The summary of the material submitted in the trial by the Judgment of the Court of First Instance, has clearly emphasized the central issues. This has also enabled the Defence to become aware of uncertainties and to try to explain them. The Supreme Court now has additional and better ways to find out what actually happened and to review the Judgment.

The last ground of appeal concerns the measure of punishment.

The District Court has imposed the death penalty. It has not exercised the power - which it affirmed - to impose a lesser penalty. The Defence requests that consideration be given as to whether the punishment is not excessive. The Court will have to consider again the argument that the Accused acted upon orders from his superiors, as an agent of the state. In this respect, I refer to the basic conception of the Hague Rules on Warfare on Land.

The basic premise of these rules is that the state alone can be held responsible for the acts of its agents and recipients of commands.
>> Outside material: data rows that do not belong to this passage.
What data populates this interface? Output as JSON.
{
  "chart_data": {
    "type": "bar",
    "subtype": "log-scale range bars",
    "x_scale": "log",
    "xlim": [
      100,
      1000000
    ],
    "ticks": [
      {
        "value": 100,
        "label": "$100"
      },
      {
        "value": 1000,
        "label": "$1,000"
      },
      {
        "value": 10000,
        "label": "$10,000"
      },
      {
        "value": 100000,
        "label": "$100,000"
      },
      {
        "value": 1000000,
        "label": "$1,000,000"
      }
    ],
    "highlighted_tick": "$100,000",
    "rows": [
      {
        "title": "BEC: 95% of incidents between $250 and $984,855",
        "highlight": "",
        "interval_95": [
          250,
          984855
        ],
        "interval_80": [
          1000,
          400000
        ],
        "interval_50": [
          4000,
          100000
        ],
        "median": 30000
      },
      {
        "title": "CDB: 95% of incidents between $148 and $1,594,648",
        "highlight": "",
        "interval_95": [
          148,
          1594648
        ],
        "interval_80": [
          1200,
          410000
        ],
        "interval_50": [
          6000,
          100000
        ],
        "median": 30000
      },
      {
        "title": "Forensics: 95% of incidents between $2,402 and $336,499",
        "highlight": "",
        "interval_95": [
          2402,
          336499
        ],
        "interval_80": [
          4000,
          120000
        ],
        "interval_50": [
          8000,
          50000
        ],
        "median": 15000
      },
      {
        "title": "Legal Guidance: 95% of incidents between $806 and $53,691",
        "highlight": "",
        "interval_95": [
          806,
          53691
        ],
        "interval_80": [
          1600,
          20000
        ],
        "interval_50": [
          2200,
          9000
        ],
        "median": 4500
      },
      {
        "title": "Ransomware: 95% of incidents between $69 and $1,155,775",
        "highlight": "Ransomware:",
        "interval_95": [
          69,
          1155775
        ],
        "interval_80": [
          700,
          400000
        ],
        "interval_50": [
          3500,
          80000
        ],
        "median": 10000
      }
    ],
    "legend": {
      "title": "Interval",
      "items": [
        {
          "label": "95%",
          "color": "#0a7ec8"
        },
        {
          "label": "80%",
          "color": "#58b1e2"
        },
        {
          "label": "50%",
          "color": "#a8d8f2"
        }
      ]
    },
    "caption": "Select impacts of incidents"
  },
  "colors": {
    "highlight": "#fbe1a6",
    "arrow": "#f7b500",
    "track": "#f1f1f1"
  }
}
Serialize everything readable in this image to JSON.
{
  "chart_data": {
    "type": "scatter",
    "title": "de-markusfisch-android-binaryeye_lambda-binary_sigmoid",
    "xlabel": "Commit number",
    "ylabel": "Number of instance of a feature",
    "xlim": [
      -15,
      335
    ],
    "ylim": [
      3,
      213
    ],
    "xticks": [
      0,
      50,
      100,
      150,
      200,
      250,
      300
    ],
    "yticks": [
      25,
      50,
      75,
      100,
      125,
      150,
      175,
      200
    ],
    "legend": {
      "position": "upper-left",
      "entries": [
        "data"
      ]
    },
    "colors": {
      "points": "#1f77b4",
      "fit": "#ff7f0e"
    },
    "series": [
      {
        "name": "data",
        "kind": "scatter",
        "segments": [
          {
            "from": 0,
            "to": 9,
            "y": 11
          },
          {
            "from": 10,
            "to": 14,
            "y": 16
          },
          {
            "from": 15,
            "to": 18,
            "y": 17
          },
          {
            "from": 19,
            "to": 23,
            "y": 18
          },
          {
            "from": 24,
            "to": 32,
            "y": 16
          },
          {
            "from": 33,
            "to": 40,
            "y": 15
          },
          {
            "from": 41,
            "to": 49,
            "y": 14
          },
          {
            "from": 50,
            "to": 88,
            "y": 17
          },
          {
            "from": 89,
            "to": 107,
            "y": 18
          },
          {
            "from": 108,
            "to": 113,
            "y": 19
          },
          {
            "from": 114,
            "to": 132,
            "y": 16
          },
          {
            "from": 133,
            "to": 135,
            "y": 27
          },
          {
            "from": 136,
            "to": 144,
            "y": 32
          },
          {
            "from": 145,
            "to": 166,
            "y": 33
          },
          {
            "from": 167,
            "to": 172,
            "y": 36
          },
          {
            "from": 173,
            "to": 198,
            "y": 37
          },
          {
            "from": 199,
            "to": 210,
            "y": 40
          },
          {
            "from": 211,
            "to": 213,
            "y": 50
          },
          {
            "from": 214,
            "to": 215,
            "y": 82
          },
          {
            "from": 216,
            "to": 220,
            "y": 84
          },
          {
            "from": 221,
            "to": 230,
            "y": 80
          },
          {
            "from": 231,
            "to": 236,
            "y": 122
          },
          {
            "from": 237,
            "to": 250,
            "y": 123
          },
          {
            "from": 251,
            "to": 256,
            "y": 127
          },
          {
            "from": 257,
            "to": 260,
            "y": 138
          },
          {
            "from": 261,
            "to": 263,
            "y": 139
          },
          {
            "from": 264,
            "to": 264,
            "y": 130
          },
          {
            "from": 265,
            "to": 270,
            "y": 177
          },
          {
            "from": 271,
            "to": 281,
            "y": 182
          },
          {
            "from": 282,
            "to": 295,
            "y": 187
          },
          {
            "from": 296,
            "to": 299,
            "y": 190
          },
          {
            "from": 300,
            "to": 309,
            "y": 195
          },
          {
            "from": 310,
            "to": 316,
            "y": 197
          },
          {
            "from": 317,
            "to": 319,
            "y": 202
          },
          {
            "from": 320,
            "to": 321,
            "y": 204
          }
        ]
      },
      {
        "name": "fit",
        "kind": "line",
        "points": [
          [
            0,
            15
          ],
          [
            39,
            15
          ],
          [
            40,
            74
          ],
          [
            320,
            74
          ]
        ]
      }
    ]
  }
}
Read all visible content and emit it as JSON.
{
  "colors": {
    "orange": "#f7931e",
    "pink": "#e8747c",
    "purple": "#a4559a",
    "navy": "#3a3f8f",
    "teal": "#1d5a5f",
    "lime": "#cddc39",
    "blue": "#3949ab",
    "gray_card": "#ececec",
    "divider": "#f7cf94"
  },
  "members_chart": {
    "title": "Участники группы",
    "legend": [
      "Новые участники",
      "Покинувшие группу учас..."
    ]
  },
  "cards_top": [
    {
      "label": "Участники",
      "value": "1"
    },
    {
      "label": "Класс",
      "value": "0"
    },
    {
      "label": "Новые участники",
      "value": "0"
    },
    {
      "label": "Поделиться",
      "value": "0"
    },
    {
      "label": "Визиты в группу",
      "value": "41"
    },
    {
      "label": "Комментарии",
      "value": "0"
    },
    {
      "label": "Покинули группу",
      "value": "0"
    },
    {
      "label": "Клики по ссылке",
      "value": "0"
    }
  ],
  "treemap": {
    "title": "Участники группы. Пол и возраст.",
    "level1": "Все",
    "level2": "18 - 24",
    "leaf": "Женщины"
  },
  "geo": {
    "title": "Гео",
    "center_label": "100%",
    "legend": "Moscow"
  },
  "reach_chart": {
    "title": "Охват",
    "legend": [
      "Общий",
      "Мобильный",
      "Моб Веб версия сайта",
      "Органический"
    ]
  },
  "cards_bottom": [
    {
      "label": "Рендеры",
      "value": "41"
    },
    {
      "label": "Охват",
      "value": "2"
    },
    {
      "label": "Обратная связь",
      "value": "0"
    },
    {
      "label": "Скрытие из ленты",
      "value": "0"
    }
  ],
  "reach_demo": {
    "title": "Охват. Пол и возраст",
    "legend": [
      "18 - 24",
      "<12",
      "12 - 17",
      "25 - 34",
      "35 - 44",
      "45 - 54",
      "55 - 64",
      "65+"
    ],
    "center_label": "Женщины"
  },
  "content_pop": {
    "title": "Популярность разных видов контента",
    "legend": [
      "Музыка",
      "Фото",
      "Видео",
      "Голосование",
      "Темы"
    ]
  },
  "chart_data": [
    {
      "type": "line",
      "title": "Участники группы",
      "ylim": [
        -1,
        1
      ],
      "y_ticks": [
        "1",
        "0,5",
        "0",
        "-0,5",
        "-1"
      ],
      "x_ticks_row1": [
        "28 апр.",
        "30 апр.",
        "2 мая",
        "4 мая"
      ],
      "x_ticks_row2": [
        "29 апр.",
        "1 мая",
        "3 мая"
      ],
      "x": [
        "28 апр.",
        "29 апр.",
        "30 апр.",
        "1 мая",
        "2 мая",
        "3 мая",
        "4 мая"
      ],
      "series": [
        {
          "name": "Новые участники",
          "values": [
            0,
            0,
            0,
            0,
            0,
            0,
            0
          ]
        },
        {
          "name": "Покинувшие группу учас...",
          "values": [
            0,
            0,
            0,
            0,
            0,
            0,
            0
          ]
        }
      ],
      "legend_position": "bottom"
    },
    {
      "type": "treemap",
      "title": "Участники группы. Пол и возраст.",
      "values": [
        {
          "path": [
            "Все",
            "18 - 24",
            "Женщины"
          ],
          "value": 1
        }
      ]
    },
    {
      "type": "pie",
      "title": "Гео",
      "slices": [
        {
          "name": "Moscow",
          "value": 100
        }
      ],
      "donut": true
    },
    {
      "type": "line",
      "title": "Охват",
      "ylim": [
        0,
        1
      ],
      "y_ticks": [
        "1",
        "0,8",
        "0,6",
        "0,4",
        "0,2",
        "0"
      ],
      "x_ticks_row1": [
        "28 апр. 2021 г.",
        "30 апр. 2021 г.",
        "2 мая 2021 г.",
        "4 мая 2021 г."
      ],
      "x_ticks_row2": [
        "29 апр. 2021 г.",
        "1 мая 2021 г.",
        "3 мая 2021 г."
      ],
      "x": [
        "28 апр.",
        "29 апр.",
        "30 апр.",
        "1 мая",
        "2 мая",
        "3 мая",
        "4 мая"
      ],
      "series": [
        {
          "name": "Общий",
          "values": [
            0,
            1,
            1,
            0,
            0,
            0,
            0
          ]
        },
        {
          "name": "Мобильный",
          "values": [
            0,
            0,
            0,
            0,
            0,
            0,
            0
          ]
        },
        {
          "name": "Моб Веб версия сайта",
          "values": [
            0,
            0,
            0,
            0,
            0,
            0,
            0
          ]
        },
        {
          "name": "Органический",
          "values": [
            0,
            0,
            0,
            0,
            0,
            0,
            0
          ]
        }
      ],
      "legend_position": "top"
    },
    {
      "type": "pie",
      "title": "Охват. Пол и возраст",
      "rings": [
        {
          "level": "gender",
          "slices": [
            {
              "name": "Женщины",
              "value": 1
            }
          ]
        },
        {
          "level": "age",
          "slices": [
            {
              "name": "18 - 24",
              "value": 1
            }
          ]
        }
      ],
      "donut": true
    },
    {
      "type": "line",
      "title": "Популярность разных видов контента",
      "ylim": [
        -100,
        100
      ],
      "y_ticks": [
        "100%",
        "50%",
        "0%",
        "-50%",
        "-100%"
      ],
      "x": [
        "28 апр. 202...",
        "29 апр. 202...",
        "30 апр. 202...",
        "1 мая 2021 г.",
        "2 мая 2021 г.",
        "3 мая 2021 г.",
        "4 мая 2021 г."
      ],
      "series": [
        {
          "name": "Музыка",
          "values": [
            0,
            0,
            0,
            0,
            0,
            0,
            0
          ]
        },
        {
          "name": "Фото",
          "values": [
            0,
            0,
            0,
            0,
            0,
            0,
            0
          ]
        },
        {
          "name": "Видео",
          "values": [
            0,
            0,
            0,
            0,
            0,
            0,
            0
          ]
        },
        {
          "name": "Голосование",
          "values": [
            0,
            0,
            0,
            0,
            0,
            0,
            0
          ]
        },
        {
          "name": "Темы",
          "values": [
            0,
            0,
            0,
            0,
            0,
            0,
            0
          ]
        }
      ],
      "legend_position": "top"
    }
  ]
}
Up to 1914, this was the view held unanimously by all states. Since one group of states has become predominant, doubts as to the soundness of this opinion to the detriment of the vanquished have been raised. Today, no certainty exists as to how a citizen has to act. Should he obey or resist? In this respect the Convention on Genocide, which came into force on 12 January 1951, is enlightening. No mention is made in this Convention about the existence of an excuse based on superior orders, notwithstanding detailed prior discussions by the participating States.

A motion submitted at that time by the Soviet Union proposed to exclude superior orders as a ground of exemption from punishment. However, this motion was rejected by a majority of votes. The twenty-eight states voting against the proposed provision included the United States, Belgium, Sweden and Denmark. The Court ought to take into account the basic view of the majority, namely that this justification should still be considered as valid.

Municipal law does not recognize superior orders as a justification, if the act committed is manifestly punishable. The determination of the line to be drawn, beyond which a political act is to be considered as manifestly punishable, will depend upon the different interpretations given by the involved parties, according to their respective points of view.

In this respect, the special question of the criminal nature of the act carried out in compliance with an order has to be considered, if this act in itself is not punishable by law. As provided for by the general rules of criminal law, the act will be criminal only by reason of its connection with the acts of other persons. However, as distinguished from other acts classified as criminal under the rules of criminal law, in the particular circumstances under review, preparatory acts, participation in the offence and assistance, within the framework of the chain of command, may appear as having been interrupted or even totally separated by the command organization. This question may become particularly important, where refusal to obey an order is involved. The duty to obey, as imposed by municipal law, will hardly leave the subordinate any right to choose. In that case the responsibility for the offence will be borne exclusively by the last link in the chain. The Accused was not the last link.

The basic distinctions I have shown in this respect should bear weight if the questions of resistance and its consequences are considered. The life of the Accused, in particular, would have been in immediate danger, had he refused to obey. In his capacity as a person entrusted with secrets, the Accused had sworn a special oath. Disobedience was punishable by the death penalty. As to fighting units, Hitler had issued an order on 24 February 1942, according to which a person refusing to obey an order was to be shot immediately. This order applied, all the more, to members of the SS. And it was applied. In view of these circumstances, and the necessity to respect orders issued, I applied to examine as an expert, Mr. Serafim, lecturer at Goettingen University. This lecturer has testified in many trials, and according to reports in newspapers, he gave information about executions by shooting which actually took place. In view of this situation, there was no further resistance, and it could hardly be expected from the Accused.